Dans ce contexte, la commune de Beaufort innove en reconstruisant un chalet d'alpage sur le site de Cuvy avec du bois issu de ses propres forêts, dont de l'épicéa scolyté. Objectif : améliorer les conditions de logement des alpagistes, ces travailleurs saisonniers essentiels à l'activité pastorale d'altitude. Le bâtiment, de 100 m², accueillera deux chambres, une pièce de vie, des sanitaires, un cellier et un local de stockage. Ce projet illustre une volonté forte : faire de la crise une ressource, en valorisant un matériau souvent délaissé.

3. Le bois scolyté : un matériau fiable et durable

Longtemps considéré comme inutilisable, le bois scolyté revient aujourd'hui sur le devant de la scène.
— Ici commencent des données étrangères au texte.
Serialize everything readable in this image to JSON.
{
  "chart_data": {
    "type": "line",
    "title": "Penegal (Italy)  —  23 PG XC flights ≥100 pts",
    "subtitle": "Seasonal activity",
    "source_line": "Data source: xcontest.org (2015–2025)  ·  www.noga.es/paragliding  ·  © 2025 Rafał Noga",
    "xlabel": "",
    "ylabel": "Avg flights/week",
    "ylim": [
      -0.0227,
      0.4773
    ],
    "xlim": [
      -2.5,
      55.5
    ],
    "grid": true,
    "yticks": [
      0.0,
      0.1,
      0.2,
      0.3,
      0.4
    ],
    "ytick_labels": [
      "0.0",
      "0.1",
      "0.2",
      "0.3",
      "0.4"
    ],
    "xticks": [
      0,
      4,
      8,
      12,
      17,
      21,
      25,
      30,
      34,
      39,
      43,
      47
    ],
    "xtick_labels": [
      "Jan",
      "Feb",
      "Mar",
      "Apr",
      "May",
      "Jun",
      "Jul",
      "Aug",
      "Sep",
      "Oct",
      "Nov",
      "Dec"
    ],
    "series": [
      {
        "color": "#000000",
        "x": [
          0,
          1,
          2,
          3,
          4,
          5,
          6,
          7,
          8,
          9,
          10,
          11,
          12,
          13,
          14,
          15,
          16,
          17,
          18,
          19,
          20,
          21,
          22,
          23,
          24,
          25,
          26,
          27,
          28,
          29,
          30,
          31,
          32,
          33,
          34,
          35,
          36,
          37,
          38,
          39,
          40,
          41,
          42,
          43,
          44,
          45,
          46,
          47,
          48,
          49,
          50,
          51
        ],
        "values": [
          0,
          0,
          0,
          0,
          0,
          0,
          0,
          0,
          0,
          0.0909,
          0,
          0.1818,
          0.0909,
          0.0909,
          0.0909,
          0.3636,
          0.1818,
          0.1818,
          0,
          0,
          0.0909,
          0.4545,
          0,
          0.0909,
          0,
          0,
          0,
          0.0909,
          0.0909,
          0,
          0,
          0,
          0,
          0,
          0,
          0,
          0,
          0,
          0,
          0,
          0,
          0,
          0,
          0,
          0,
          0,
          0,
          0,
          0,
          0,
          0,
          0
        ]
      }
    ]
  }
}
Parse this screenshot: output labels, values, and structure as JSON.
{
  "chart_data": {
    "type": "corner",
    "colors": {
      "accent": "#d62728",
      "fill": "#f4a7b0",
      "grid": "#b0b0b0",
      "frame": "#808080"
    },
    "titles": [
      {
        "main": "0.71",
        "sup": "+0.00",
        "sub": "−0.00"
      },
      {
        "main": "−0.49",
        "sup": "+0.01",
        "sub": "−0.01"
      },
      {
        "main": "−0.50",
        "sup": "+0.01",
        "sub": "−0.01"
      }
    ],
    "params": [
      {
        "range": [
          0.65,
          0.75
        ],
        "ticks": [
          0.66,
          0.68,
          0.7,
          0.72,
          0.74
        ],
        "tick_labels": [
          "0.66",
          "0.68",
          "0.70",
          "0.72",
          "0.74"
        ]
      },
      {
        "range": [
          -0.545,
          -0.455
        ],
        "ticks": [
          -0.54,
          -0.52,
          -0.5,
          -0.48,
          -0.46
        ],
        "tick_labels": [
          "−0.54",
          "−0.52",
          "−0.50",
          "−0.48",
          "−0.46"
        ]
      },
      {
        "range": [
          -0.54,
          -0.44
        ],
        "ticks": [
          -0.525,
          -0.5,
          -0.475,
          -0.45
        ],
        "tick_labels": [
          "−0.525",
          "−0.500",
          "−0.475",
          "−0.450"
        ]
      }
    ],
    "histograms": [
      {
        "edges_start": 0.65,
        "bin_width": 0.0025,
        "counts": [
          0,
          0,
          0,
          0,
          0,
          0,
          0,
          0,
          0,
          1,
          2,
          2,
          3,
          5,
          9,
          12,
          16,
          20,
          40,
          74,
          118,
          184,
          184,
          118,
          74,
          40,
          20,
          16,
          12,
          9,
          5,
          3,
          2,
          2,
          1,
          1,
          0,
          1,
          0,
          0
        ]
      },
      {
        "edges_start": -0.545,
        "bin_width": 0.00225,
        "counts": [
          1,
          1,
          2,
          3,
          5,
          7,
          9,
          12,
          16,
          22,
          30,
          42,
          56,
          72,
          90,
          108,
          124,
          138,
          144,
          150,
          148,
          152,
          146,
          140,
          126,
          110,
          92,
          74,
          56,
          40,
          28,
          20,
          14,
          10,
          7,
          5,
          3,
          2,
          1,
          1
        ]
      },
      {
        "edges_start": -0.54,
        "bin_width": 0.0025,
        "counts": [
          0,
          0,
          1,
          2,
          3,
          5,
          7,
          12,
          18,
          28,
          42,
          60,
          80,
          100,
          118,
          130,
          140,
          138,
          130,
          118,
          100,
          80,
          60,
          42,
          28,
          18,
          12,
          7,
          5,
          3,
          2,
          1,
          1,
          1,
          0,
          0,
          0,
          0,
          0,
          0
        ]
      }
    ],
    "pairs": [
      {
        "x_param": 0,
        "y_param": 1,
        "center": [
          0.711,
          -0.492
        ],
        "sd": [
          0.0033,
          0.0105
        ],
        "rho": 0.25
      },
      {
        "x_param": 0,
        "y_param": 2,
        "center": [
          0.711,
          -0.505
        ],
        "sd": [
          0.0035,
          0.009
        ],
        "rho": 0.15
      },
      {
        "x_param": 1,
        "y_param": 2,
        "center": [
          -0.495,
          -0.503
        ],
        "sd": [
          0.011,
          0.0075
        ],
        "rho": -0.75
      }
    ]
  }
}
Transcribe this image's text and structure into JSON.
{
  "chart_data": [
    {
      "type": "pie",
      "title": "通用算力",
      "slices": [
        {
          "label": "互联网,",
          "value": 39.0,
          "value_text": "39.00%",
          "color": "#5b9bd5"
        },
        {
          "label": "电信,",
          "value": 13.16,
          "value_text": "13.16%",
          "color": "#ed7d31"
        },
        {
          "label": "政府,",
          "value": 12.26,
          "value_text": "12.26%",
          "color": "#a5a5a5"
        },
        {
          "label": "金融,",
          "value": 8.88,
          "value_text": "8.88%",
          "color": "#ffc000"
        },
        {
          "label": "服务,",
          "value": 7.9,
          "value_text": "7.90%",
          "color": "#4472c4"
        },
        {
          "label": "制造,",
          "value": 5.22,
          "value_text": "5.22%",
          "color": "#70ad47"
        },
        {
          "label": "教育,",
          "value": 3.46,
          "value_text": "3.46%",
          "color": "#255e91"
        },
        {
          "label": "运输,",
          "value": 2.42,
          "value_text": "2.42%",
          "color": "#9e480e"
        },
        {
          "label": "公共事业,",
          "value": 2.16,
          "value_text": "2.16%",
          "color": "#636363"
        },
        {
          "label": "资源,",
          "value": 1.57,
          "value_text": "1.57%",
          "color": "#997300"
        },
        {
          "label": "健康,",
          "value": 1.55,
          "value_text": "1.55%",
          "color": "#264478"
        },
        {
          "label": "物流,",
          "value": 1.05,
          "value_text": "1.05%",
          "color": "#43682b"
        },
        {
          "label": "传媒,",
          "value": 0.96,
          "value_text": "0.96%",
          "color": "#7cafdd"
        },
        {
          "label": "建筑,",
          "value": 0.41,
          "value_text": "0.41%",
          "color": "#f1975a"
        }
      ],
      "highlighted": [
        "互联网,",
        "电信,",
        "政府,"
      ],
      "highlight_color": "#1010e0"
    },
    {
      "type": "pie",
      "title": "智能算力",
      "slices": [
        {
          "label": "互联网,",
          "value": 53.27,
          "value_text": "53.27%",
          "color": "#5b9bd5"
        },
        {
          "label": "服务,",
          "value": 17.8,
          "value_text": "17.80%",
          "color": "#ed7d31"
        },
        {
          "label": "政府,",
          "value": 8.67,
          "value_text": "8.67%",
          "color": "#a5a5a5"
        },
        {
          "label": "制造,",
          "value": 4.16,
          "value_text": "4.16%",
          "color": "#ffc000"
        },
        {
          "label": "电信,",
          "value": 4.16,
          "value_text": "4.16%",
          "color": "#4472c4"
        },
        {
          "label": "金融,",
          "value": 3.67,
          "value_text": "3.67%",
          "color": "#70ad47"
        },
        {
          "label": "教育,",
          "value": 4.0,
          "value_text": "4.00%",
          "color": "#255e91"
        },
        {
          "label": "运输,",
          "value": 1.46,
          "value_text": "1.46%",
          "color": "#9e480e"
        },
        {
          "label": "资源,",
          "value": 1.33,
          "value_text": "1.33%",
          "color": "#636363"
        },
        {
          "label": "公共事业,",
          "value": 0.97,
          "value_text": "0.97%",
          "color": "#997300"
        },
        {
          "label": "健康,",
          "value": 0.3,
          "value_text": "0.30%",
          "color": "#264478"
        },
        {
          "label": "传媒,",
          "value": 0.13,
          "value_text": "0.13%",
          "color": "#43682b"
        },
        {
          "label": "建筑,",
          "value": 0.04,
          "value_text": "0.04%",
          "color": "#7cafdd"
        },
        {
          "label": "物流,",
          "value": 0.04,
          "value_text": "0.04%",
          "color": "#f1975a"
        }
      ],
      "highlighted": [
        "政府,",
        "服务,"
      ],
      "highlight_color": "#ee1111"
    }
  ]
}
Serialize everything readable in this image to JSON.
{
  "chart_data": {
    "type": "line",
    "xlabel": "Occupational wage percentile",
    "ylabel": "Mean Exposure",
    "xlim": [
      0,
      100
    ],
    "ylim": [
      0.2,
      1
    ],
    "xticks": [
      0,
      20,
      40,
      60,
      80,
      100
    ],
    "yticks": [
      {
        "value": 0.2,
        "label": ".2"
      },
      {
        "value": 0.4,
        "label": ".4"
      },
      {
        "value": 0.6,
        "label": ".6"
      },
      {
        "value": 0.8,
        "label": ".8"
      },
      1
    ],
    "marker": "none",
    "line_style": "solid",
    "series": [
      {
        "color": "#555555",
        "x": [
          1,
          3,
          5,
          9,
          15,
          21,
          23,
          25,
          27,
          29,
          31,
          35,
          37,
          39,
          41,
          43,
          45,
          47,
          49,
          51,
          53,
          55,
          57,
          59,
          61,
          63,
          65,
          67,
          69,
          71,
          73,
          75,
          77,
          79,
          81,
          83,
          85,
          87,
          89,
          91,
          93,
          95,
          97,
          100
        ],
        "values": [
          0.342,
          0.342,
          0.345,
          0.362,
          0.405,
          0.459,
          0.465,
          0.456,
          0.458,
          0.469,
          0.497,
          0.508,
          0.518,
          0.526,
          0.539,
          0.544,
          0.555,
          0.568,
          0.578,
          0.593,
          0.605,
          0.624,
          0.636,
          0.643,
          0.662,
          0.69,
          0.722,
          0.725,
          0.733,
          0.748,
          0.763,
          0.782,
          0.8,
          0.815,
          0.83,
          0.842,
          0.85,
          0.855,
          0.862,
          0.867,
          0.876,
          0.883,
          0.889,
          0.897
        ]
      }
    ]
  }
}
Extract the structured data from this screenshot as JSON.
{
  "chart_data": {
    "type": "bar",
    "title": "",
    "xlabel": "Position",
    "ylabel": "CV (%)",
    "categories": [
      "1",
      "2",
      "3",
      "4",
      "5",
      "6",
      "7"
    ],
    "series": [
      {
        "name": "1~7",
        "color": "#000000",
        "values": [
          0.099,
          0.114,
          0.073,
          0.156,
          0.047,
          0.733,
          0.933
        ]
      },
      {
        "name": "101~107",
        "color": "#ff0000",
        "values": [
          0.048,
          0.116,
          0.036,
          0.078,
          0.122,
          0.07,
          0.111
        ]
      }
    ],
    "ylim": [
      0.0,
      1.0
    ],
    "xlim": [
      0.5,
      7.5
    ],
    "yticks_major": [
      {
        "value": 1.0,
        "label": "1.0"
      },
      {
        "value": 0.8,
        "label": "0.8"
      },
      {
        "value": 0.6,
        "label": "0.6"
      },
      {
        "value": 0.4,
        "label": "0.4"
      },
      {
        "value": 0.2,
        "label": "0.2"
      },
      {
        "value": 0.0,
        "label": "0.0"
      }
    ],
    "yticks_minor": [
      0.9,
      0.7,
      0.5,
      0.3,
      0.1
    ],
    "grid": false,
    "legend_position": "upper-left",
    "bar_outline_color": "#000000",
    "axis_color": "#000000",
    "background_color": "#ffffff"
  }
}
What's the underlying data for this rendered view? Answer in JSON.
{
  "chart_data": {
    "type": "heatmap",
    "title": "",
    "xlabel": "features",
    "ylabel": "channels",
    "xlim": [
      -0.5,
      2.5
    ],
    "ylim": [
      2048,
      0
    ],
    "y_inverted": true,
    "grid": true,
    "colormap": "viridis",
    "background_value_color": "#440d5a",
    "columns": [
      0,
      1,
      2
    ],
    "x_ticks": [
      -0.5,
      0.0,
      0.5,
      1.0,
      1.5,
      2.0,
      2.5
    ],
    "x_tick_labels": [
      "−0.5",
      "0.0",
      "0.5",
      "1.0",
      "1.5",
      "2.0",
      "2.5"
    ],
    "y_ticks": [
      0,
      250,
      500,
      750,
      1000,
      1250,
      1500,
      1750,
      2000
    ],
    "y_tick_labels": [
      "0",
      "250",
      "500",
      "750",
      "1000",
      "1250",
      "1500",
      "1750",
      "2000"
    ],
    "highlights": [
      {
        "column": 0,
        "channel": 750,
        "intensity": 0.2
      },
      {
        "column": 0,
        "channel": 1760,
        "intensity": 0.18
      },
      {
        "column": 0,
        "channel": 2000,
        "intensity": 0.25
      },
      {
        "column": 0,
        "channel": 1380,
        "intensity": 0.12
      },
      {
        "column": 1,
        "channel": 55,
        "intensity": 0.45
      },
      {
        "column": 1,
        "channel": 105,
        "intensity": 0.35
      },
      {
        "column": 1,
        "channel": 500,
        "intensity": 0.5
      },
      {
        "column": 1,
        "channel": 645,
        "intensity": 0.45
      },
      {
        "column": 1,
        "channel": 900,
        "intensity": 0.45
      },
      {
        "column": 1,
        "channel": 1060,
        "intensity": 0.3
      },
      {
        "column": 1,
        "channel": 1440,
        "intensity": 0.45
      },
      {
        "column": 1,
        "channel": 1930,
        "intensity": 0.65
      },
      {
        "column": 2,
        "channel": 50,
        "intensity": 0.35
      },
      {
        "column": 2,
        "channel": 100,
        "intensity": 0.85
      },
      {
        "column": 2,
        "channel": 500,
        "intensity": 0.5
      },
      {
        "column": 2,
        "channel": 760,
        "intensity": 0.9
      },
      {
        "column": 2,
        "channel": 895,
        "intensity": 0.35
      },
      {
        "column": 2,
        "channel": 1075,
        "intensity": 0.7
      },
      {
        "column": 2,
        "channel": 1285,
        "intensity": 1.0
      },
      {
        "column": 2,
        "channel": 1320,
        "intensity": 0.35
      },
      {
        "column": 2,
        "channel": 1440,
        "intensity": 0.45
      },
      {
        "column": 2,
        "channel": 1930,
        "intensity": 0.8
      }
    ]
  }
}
Abattu à temps, il conserve toutes ses propriétés mécaniques. Seule une légère teinte bleutée - due à un champignon véhiculé par l'insecte - le distingue visuellement. Or cette coloration n'altère en rien sa solidité. Résultat : ce bois devient une alternative crédible et écologique pour la construction. À Beaufort, son utilisation montre qu'un bois marqué peut aussi rimer avec qualité, fiabilité et durabilité.

4. Un soutien institutionnel fort à l'échelle départementale

Ce chantier, d'un coût total de 253 000 euros, bénéficie d'une subvention de l'État de 100 000 euros. Il s'inscrit dans un plan plus large de soutien à la filière bois, fragilisée par la prolifération des scolytes. Aux côtés du Conseil départemental de la Savoie, l'État mène une politique active de gestion durable, via des financements, de l'accompagnement technique et une stratégie coordonnée. La cellule de crise Scolytes, créée en mai 2024, illustre cette volonté : rassembler les forces - publiques, privées et professionnelles - pour faire front ensemble.

5. Une filière forêt-bois à repenser, mais riche d'atouts

La Savoie compte 217 000 hectares de forêts, soit un tiers de son territoire. La filière forêt-bois y est dynamique : 900 entreprises, 3 500 emplois, et près de 30 % de la surface forestière occupée par des épicéas. Chaque année, 240 000 m³ de bois sont récoltés, dont 48 000 m³ de bois énergie. Mais face à la crise, il faut adapter les pratiques. C'est tout le sens des actions menées par le Pôle Excellence Bois et l'Association des Communes Forestières, qui forment et accompagnent les professionnels, diffusent de l'information technique et promeuvent une gestion responsable certifiée PEFC.